Un Natale out of the comfort zone

Già da ieri, 24 dicembre, mi girava in mente di fare qualcosa per rendere questo Natale “emozionante”…
Il programma era classico: ceniamo qui….pranziamo dai nonni….tu pensi al primo…io ai fritti….e domani cappelletti in brodo.
Però non mi soddisfaceva, tutto era troppo comodo e facile e in più c’è da dire che un 25 dicembre libero mi capita ogni 6 anni.
Durante il cenone chiedo ad Alexa il meteo per il 25 a Rieti e il suo “per lo più soleggiato” mi fa partire l’embolo: sveglia presto e salita al Terminillo!
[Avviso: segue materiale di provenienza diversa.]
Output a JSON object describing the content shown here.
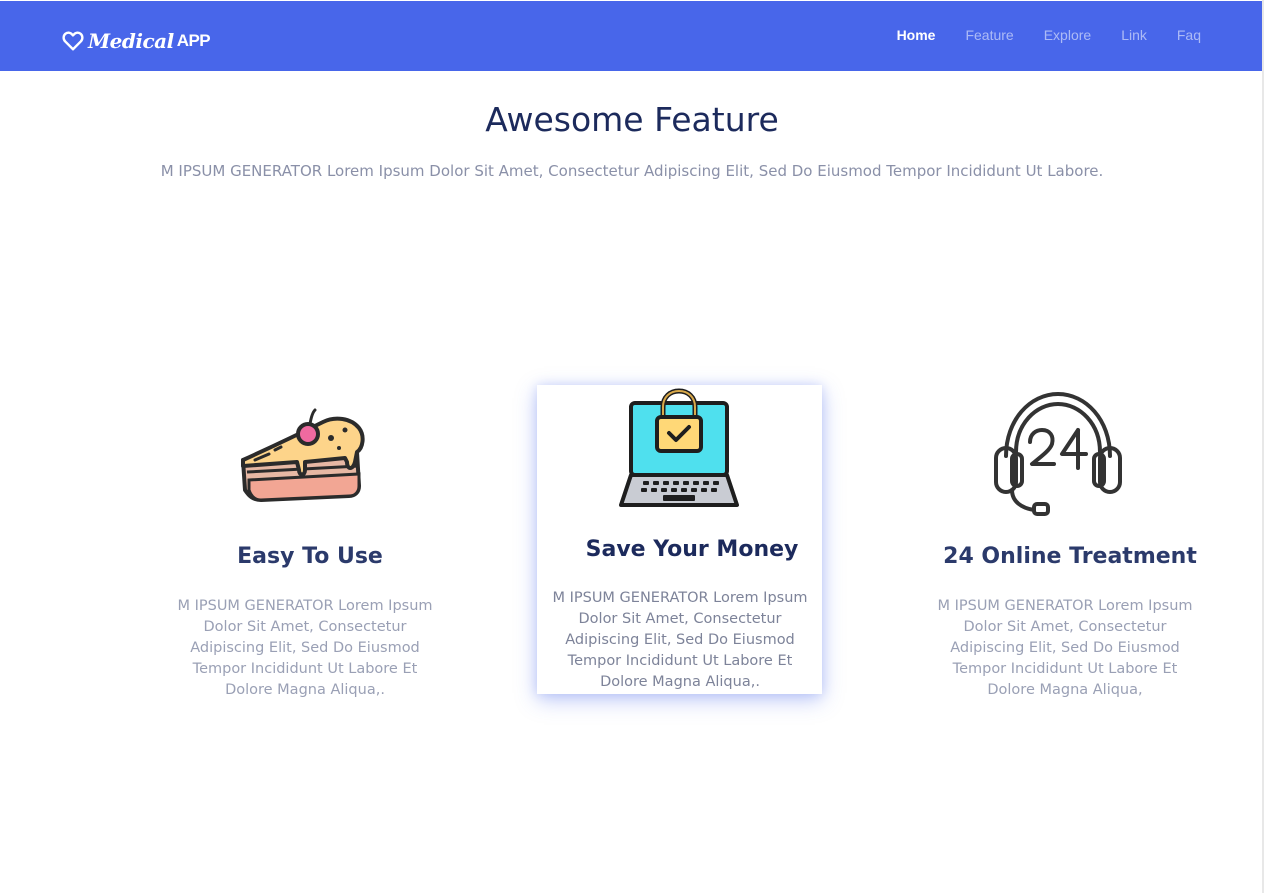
{
  "brand": {
    "name": "Medical",
    "suffix": "APP"
  },
  "nav": {
    "items": [
      {
        "label": "Home",
        "active": true
      },
      {
        "label": "Feature",
        "active": false
      },
      {
        "label": "Explore",
        "active": false
      },
      {
        "label": "Link",
        "active": false
      },
      {
        "label": "Faq",
        "active": false
      }
    ]
  },
  "section": {
    "title": "Awesome Feature",
    "subtitle": "M IPSUM GENERATOR Lorem Ipsum Dolor Sit Amet, Consectetur Adipiscing Elit, Sed Do Eiusmod Tempor Incididunt Ut Labore."
  },
  "features": [
    {
      "icon": "cake-slice-icon",
      "title": "Easy To Use",
      "text": "M IPSUM GENERATOR Lorem Ipsum Dolor Sit Amet, Consectetur Adipiscing Elit, Sed Do Eiusmod Tempor Incididunt Ut Labore Et Dolore Magna Aliqua,."
    },
    {
      "icon": "laptop-lock-icon",
      "title": "Save Your Money",
      "text": "M IPSUM GENERATOR Lorem Ipsum Dolor Sit Amet, Consectetur Adipiscing Elit, Sed Do Eiusmod Tempor Incididunt Ut Labore Et Dolore Magna Aliqua,."
    },
    {
      "icon": "headset-24-icon",
      "title": "24 Online Treatment",
      "text": "M IPSUM GENERATOR Lorem Ipsum Dolor Sit Amet, Consectetur Adipiscing Elit, Sed Do Eiusmod Tempor Incididunt Ut Labore Et Dolore Magna Aliqua,"
    }
  ],
  "colors": {
    "navbar": "#4866ea",
    "title": "#1c2a5c",
    "muted_text": "#9aa0b5"
  }
}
Vado in camera e tra una portata e l’altra preparo lo zaino e i vestiti.
Alle 6:30 in auto, l’alba meravigliosa mi ha accompagnato e con la dovuta calma alle 8 ero a Campoforogna (circa 1600mt) per la mia impresa.
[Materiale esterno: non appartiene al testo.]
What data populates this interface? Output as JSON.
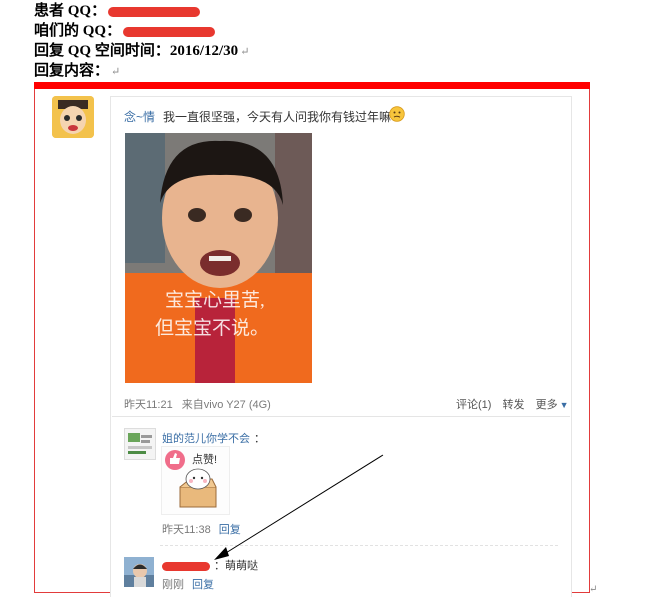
{
  "header": {
    "patient_qq_label": "患者 QQ：",
    "our_qq_label": "咱们的 QQ：",
    "reply_time_label": "回复 QQ 空间时间：",
    "reply_time_value": "2016/12/30",
    "reply_content_label": "回复内容：",
    "return_mark": "↵"
  },
  "post": {
    "username": "念~情",
    "text": "我一直很坚强，今天有人问我你有钱过年嘛",
    "image_caption_line1": "宝宝心里苦,",
    "image_caption_line2": "但宝宝不说。",
    "time": "昨天11:21",
    "source": "来自vivo Y27 (4G)",
    "actions": {
      "comment": "评论(1)",
      "forward": "转发",
      "more": "更多"
    }
  },
  "comments": [
    {
      "name": "姐的范儿你学不会",
      "colon": "：",
      "sticker_text": "点赞!",
      "time": "昨天11:38",
      "reply_label": "回复"
    },
    {
      "reply_text": "：萌萌哒",
      "time": "刚刚",
      "reply_label": "回复"
    }
  ],
  "colors": {
    "accent_red": "#ff0000",
    "link_blue": "#3a6ea5"
  },
  "icons": {
    "caret": "chevron-down-icon",
    "emoji": "confused-face-emoji-icon"
  }
}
Si inizia subito con circa 70mt di dislivello in sentiero verticale che mi fa accelerare il cuore e qualche insano pensiero prova a farmi desistere. Continuo perché so che la sella sopra di me vale la pena: ed infatti arrivando mi si apre un panorama mozzafiato sulla spianata reatina.
8:20 piccola pausa.
Proseguo su un sentiero facilmente visibile fino ad arrivare ad un tornante che affaccia a picco su un canale molto alto dove il vento mi fa sentire la sua forza: delle raffiche incredibili mi spostano letteralmente e gonfiano la mia giacca che fa da vela…
La montagna cambia aspetto e ripensando alla sera precedente mi sento lontano anni luce dal confort del cenone; nonostante ciò sono felice, in disagio ma felice!!
Proseguo.
Che io sia in quota me lo conferma la neve ghiacciata che trovo sul sentiero ma anche l’aria che respiro è diversa. Mi distraggo osservando i diversi disegni che il ghiaccio fa e inizio a tirar fuori le mie teorie.
Dei ciuffi d’erba hanno attaccate delle “bandiere tese” di ghiaccio spettacolari!
Continuo il mio sentiero fino a scorgere il rifugio Rinaldi che sovrasta la vetta del Terminilletto (2108mt).
Che gioia, che emozione! Dopo tanta salita l arrivare in vetta è sempre difficile da descrivere: una terrazza di cemento , che era l’arrivo della funivia in disuso ormai, mi invita ad una panoramica unica , in una foto riesco a prendere il Terminillo e il Gran Sasso.
Non sento più l’affanno e la stanchezza. Dopo qualche foto e un po’ di caffè caldo mi dirigo verso il Terminillo, per il quale si prosegue su creste ghiacciate.
Purtroppo, dopo un 10 minuti di cammino e qualche azzardo mi accorgo che il rischio caduta è imminente e non ho voglia di essere protagonista del tg3 regionale!
I versanti della cresta si fanno ripidi e ghiacciati, bisogna saper rinunciare!
Dopo un po’di tempo con me stesso e i miei intimi pensieri conio la frase in inglese
“coming out of the comfort zone ennobles man!” ;

 uscire dalla zona di confort nobilita l’uomo. Forse per questo senso di appagamento che ho, o perché tornando indietro so che sto facendo la scelta giusta.
Nonostante sia seduto su una scomoda pietra con il vento che mi fa colare il naso e le mani ghiacciate (perché ho lasciato i guanti nello scooter) sono felice e mi sento carico per affrontare sereno e disponibile da domani una nuova settimana di lavoro.
Racconterò e spronerò amici e colleghi ad uscire dalla “comfort zone”, non e’ detto che ci si stia cosi male!
….e aggiungerei: portateci i figli, educateli anche a questo: saranno persone migliori nella società già da domani.